Mussorgsky’s “Pictures at the Exhibition” brings painting of Mussorgsky’s friend Viktor Hartmann to life. Abduraimov said, ”These pictures are highly imaginative and give the performer the freedom to basically create music in the actual pictures.”
Mussorgsky based his music on drawings and watercolors by Hartmann produced mostly during Hartmann’s travels abroad to Italy, France, Russia, Poland, and Ukraine. Today most of the pictures from Hartmann’s exhibition are lost which makes it fairly impossible to known exactly which of Hartmann’s works Mussorgsky referenced.
Called “the most perfectly accomplished pianist of his generation,” Behzod Abduraimov is current Artist-in-Residence at Park ICM and former student of Park ICM founder and Artistic Director Stanislav Ioudenitch.
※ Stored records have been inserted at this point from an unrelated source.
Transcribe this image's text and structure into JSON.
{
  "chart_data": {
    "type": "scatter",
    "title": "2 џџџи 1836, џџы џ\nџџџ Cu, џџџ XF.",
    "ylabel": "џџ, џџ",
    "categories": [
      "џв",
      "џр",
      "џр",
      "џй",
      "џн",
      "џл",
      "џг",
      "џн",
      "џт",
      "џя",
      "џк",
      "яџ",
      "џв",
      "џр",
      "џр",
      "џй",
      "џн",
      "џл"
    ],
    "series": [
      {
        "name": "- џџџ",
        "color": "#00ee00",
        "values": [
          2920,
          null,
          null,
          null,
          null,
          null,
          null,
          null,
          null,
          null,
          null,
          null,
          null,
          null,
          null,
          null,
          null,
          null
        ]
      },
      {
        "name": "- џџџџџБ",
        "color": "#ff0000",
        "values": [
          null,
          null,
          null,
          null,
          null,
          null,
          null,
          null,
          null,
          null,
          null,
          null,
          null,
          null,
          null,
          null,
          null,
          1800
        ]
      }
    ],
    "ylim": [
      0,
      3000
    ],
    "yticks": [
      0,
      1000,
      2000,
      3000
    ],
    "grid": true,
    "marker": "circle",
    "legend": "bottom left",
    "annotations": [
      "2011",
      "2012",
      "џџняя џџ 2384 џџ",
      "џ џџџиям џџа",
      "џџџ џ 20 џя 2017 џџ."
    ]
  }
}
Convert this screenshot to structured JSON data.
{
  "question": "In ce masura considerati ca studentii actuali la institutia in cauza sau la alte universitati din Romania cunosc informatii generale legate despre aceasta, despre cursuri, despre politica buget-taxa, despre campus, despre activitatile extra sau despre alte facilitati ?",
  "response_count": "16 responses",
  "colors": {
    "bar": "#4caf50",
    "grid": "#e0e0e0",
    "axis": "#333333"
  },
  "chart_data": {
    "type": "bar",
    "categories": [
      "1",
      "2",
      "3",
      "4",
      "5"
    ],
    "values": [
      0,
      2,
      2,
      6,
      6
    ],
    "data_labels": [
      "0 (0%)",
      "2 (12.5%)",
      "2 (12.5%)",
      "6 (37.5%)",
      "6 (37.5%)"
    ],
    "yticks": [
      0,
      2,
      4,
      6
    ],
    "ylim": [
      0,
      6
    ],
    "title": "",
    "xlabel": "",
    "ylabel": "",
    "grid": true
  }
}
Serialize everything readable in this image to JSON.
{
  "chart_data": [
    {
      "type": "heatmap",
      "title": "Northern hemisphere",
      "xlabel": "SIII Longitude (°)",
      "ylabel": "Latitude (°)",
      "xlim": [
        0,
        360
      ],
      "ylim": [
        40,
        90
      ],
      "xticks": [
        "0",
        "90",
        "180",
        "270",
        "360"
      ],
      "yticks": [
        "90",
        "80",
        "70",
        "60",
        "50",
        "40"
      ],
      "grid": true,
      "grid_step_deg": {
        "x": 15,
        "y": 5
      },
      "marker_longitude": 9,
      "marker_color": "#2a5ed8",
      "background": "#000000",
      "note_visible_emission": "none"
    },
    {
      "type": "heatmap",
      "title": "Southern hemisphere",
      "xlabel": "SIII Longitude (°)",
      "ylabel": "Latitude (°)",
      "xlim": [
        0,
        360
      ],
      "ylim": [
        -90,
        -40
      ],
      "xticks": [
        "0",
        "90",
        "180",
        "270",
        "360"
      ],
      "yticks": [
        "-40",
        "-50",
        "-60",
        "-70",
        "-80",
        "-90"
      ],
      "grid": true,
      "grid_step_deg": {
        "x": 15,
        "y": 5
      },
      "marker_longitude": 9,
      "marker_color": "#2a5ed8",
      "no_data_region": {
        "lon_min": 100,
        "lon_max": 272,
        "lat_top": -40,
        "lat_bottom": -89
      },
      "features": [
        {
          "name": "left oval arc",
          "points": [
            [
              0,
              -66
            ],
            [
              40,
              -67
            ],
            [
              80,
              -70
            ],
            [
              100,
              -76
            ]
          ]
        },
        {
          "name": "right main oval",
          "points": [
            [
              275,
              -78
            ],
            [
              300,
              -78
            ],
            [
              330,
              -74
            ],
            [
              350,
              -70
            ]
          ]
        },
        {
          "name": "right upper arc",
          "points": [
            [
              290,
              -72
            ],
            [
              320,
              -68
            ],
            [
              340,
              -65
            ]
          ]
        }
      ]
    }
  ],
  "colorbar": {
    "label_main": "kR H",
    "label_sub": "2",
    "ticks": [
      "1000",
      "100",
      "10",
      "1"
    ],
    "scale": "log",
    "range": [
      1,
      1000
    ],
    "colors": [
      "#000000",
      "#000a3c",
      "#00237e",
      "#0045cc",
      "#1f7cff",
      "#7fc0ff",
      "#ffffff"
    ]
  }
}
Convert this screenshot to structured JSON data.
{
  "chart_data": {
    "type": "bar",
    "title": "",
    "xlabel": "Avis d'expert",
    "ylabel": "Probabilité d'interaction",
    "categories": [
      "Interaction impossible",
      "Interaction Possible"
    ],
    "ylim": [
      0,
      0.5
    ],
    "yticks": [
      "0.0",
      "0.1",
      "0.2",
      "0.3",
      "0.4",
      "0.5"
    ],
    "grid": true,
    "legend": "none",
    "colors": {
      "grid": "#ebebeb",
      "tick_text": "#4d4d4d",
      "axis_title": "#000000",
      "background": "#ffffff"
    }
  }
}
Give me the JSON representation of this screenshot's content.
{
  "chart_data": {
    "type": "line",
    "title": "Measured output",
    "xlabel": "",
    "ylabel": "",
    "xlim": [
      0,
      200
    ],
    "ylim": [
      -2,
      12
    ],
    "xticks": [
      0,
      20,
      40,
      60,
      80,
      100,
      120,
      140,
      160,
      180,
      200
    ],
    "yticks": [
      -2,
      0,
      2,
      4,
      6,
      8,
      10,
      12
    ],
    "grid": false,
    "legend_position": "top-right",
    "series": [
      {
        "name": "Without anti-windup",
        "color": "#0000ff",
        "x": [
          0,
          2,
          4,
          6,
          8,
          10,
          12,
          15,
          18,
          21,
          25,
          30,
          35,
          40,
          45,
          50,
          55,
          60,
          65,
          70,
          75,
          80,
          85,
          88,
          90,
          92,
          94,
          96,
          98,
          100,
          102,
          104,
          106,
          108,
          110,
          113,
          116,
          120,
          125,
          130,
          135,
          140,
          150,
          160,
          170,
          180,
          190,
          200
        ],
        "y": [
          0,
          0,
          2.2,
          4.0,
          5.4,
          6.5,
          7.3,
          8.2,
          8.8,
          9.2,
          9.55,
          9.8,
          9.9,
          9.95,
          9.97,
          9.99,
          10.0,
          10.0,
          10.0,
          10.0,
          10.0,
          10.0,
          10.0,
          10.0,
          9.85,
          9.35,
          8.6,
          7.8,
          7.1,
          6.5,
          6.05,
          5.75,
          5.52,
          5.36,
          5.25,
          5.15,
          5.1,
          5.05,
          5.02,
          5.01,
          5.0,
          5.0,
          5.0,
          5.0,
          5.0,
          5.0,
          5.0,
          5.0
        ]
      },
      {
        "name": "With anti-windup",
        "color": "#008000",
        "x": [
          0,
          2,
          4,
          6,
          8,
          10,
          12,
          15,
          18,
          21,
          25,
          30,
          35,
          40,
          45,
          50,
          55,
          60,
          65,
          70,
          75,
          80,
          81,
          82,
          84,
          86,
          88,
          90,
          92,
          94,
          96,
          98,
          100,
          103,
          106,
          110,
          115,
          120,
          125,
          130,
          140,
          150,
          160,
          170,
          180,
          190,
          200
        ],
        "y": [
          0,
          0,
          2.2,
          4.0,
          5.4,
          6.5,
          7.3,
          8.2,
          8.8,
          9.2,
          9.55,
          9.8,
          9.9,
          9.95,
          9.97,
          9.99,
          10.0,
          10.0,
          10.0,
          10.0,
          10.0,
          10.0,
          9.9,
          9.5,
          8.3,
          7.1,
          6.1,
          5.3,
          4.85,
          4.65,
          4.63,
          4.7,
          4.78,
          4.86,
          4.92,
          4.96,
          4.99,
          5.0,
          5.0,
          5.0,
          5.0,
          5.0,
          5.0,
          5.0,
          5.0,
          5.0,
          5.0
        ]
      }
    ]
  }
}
Behzod has soloed with leading orchestras worldwide such as the LA Philharmonic, London Symphony Orchestra, and prestigious conductors including Valery Gergiev, Vladimir Ashkenazy, Vasily Petrenko and others.
Following his debut success at Carnegie Hall in 2015, recent seasons have seen Abduraimov work with leading orchestras worldwide. An award-winning recording artist, he released his first concerto disc in 2014 on Decca Classics which features Prokofiev’s Piano Concerto No.3 and Tchaikovsky’s Concerto No.1 with the Orchestra Sinfonica Nazionale della Rai under Juraj Valčuha. His debut recital CD won both the Choc de Classica and the Diapason Découverte. Born in Tashkent, Uzbekistan, in 1990, Abduraimov began to play the piano at the age of five as a pupil of Tamara Popovich at Uspensky State Central Lyceum in Tashkent.